Cansel Buse K.'nın intiharını sadece adli bir vaka olarak değerlendiremeyiz; bir de bunun sosyolojik, toplumsal boyutu var. Öğrencilerin; yetişkin insanların cinsel istismarına maruz kalması tüm dünyada büyük sorun. Çocuklarımızı okula yolluyoruz, sonra öğretmenlerin, yöneticilerin, servis şoförlerinin, kantincilerin vs. pedofilik (sübyancı) çıktığını gazetelerden okuyoruz. Elbette tüm bir eğitim sistemini zan altında bırakamayız; bu hasta ruhlu insanlar, sepetteki çürük elmalar.
Ama bu çürük elmalar, öğrencisine sulanan sapık öğretmenler; meslektaşları ve toplum tarafından görmezden geliniyor.
Çünkü bir zamanlar 'liseli kız' fantezisi, popüler şarkılara konu olacak kadar toplumun damarlarına işlemişti.
Rahmetli Yıldırım Gürses'in 'Liseli Kız' diye bir şarkısı vardı: 'Bir liseli kız vardı/Bir liseli esmer kız/Gözleri yıldız yıldız/ Saçları gece gibi/ Simsiyah dökülürdü/Çocuksu dudakları...' Şarkı o kadar popüler olmuştu ki, tribünlerde bile söylenirdi. İnanılır gibi değil ama bir liseli kız fantezisi herkesin dilindeydi. 'Liseli kız' teması; 80'li, 90'lı yıllarda arabesk ve taverna müziğinde de popülerdi.
Burhan Çaçan'ın da, 'Liseli vardı ya, ah o liseli/kısacık etekli, dar elbiseli' sözlerine sahip bir şarkısı vardı.
O yıllarda; Cengiz Kurtoğlu'nun 'Liselim', Ümit Besen'in 'Okul Yolunda' şarkılarının gazıyla, büyük abiler, amcalar liselileri okul yolunda beklerdi.

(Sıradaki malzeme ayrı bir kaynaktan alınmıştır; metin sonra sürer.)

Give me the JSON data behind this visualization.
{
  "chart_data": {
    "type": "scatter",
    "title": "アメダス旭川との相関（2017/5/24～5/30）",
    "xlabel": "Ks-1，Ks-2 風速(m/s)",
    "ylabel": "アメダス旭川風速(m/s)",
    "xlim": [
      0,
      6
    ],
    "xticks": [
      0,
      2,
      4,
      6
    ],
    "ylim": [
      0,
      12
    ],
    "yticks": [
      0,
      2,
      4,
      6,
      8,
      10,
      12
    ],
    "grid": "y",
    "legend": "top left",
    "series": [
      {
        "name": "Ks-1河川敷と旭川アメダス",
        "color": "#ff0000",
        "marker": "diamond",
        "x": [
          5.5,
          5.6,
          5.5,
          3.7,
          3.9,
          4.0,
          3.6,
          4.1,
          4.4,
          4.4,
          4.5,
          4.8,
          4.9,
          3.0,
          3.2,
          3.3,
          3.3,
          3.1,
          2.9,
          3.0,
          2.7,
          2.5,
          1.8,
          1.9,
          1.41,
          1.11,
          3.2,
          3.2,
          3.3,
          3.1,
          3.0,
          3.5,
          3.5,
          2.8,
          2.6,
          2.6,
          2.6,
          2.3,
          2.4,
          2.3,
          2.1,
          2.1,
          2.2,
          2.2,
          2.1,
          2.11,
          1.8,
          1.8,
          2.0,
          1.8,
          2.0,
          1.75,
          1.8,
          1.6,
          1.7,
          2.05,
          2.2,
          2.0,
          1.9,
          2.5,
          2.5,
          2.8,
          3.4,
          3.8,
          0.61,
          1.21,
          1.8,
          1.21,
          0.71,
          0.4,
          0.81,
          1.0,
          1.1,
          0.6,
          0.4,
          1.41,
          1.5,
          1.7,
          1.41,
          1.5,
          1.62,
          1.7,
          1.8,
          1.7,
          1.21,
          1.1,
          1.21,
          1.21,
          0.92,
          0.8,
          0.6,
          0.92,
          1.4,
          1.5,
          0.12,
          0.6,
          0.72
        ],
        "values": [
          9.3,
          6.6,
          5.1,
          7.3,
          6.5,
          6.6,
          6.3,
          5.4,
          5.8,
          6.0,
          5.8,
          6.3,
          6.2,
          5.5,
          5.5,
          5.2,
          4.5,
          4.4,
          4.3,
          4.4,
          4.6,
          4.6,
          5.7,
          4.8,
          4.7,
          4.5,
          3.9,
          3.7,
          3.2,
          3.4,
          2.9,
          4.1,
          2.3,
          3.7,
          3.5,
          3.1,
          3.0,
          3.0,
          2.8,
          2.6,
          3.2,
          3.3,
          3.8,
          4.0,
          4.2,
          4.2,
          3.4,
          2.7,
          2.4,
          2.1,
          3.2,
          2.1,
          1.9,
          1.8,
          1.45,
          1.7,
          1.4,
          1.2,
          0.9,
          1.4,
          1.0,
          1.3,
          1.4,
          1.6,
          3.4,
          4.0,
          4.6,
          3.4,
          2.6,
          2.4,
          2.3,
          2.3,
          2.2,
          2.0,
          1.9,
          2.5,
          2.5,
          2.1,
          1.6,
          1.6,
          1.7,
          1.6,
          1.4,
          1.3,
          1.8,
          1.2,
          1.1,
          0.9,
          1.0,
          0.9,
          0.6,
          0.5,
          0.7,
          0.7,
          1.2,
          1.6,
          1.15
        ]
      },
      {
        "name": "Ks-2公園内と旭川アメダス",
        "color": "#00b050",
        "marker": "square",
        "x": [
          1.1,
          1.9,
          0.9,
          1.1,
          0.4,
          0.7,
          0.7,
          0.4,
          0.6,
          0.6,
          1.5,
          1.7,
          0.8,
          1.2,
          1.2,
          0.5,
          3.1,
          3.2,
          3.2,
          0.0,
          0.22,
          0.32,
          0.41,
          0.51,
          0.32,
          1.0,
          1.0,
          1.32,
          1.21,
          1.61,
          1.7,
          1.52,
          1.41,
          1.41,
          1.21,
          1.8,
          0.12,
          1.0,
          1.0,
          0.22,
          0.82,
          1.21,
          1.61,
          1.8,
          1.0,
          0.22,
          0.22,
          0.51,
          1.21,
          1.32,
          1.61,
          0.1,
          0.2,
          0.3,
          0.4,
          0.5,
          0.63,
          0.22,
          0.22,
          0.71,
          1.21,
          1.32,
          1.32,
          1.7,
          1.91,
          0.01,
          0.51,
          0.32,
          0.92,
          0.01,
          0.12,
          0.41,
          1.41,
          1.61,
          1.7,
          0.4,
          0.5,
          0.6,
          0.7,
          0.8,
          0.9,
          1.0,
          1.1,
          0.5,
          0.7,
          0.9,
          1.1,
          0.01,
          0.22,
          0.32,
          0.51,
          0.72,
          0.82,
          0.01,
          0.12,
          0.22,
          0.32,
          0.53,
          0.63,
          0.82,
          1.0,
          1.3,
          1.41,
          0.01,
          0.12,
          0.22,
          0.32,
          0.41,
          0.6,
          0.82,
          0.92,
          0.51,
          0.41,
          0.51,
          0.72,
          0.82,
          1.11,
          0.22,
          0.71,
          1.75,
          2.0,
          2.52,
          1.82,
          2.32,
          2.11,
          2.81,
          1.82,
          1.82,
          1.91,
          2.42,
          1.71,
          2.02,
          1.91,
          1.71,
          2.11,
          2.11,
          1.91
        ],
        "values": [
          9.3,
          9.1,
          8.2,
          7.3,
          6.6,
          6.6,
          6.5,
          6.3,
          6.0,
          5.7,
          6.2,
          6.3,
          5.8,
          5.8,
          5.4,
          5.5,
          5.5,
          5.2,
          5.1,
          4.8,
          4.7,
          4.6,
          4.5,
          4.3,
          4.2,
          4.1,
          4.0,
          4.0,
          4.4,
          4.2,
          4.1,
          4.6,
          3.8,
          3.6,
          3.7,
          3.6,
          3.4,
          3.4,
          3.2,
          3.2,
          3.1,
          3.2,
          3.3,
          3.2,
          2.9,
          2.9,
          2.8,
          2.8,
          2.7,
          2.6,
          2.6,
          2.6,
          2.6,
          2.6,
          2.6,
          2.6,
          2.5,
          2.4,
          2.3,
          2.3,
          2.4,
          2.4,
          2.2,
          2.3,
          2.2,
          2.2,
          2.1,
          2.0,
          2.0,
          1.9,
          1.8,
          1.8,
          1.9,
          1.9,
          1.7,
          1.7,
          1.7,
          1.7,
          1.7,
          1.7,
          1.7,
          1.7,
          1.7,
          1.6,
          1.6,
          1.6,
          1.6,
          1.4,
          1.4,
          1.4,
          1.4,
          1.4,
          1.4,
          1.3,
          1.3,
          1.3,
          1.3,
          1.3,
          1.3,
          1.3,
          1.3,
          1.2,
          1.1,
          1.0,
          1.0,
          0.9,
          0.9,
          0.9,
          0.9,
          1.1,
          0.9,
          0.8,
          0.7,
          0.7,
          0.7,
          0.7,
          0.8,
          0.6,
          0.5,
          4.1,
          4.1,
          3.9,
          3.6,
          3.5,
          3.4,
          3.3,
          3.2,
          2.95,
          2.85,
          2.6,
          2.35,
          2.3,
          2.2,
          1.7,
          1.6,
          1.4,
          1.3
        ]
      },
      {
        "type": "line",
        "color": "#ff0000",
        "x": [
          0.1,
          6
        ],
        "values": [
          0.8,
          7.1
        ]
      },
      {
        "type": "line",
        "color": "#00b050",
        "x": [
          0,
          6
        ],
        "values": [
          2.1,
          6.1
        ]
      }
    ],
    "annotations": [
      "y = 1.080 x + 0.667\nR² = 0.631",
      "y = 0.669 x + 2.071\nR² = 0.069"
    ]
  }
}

Şarkılarda hep 'Bana abi deme' ruh hali vardı, liseli kızların gürbüzlüğü, tazeliği öne çıkarılırdı. Kelli felli adamlar bu şarkılara klip çekerdi, milyonlar da onları dinlerdi. Nereden nereye...
Şimdi biri 'Ah o liseli kısacık etekli' diye şarkı söylese ne olur acaba?
Bu şarkıların bir dönem toplumumuz tarafından kabul görmesi üzerine sosyolojik araştırmalar yapılmalı.
Ne yazık ki, 'Okul Yolunda', 'Liselim' gibi şarkılarla büyümüş, ergenlik döneminde sağlıklı ilişkiler yaşayamamış birçok çürük elma var aramızda!